Yesterday was a particularly challenging day. My 2-year-old was acting like... a two year old. Thus far, the hardest part of parenting for me has been the follow-through with punishments. I'm not talking about the actual following-though part, but the emotional/mental distress it causes me to HAVE to follow through.

I've found, however, that it's important to follow through and then follow up... even at bedtime. Only then can Toddler Boy and I both go to bed happy.

My son is too much like me in some ways. He. Can't. Let. Things. Go. Last night, I gave him an ultimatum: "You help me clean up, or you go to bed without a song." (He already lost the privilege of having a bedtime book read.) Then, after refusing to help me pick up his legos and then taking the bag and dumping them all out again, I had had enough. I tucked him under my arm and marched up to his room. His cries of "I want to 'hep' Mommy" were stuck on repeat.
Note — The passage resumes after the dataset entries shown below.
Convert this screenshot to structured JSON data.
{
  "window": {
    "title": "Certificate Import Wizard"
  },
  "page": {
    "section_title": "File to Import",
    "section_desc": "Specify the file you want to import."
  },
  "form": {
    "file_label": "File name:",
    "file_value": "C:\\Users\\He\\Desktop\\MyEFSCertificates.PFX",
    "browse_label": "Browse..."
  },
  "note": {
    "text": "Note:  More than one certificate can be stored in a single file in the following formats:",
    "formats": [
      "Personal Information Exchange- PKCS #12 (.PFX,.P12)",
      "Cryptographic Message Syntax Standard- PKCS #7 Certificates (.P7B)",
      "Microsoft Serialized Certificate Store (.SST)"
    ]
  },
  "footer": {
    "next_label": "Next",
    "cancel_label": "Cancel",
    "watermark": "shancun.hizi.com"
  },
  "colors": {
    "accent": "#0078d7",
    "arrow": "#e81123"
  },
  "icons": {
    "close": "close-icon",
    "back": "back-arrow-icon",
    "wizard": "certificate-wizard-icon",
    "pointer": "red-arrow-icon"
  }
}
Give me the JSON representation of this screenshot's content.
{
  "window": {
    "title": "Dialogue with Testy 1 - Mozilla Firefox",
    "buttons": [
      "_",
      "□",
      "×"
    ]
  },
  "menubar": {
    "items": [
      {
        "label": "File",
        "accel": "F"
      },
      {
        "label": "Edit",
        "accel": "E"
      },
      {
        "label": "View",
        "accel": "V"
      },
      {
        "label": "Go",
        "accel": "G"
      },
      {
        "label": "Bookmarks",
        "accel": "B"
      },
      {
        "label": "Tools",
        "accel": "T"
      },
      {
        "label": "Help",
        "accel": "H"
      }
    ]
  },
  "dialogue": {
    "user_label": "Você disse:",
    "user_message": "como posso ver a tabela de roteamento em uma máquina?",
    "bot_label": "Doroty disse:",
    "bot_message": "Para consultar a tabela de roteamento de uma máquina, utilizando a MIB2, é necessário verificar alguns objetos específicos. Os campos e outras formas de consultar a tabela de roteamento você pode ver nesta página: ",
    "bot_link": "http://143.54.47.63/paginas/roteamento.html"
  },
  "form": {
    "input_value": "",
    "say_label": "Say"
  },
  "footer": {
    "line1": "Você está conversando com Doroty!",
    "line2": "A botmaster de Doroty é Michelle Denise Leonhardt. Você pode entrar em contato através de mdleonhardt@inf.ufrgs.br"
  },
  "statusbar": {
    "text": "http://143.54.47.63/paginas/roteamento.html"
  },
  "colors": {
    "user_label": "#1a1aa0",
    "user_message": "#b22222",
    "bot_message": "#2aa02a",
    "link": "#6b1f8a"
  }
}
I said little while I got him ready for bed and his teeth brushed. I went through the motions and checked off every item from his nighttime ritual/demands list. I said our prayers while he continued to cry, "I want to read a book with you on the 'pellow.'" I laid him in his bed and covered him with his required 50,000 blankets. I gave him his ice water as he cried, "I want a song!" Then I whispered, "I love you," and I walked out of the room, down the stairs to the very messy living room.

I sat on the living room floor just angry. And heartbroken. I WANTED to read him a book. I WANTED to sing him a song. But I NEEDED to follow through. Though I couldn't see him, I knew he was standing up in his crib, equally heartbroken, as he sobbed and said, "I want a bear hug! I want to 'hep' you clean up, Mommy!" I let him cry for a few minutes. Because he can't let things go, I knew that he wouldn't be able to fall asleep until I let him help me. That's just the way he is. That's just the way I am. And then, when I decided that I wanted to hug him, too, and that help cleaning up actually sounded nice, I went up to his room, wiped the tears and snot from his face, gave him a bear hug, and brought him back downstairs to help me clean up. (Let me tell you, he's never done such a good job picking up his toys!) After he was done, I followed him back upstairs, told him how proud I was of him, and tucked him back in bed. Still no book. Still no song. (On my way out of his room, he sleepily reminded me to pick up the cars that were tucked away in the laundry basket outside his door.) He was asleep in 10 minutes.

I'm not a perfect mom. And quite honestly I had several imperfect mothering moments yesterday. But at the end of the day, I was able to differentiate between following through with the punishments and inconsiderately discounting his mental/emotional needs because I was mad. So I'm calling it a win.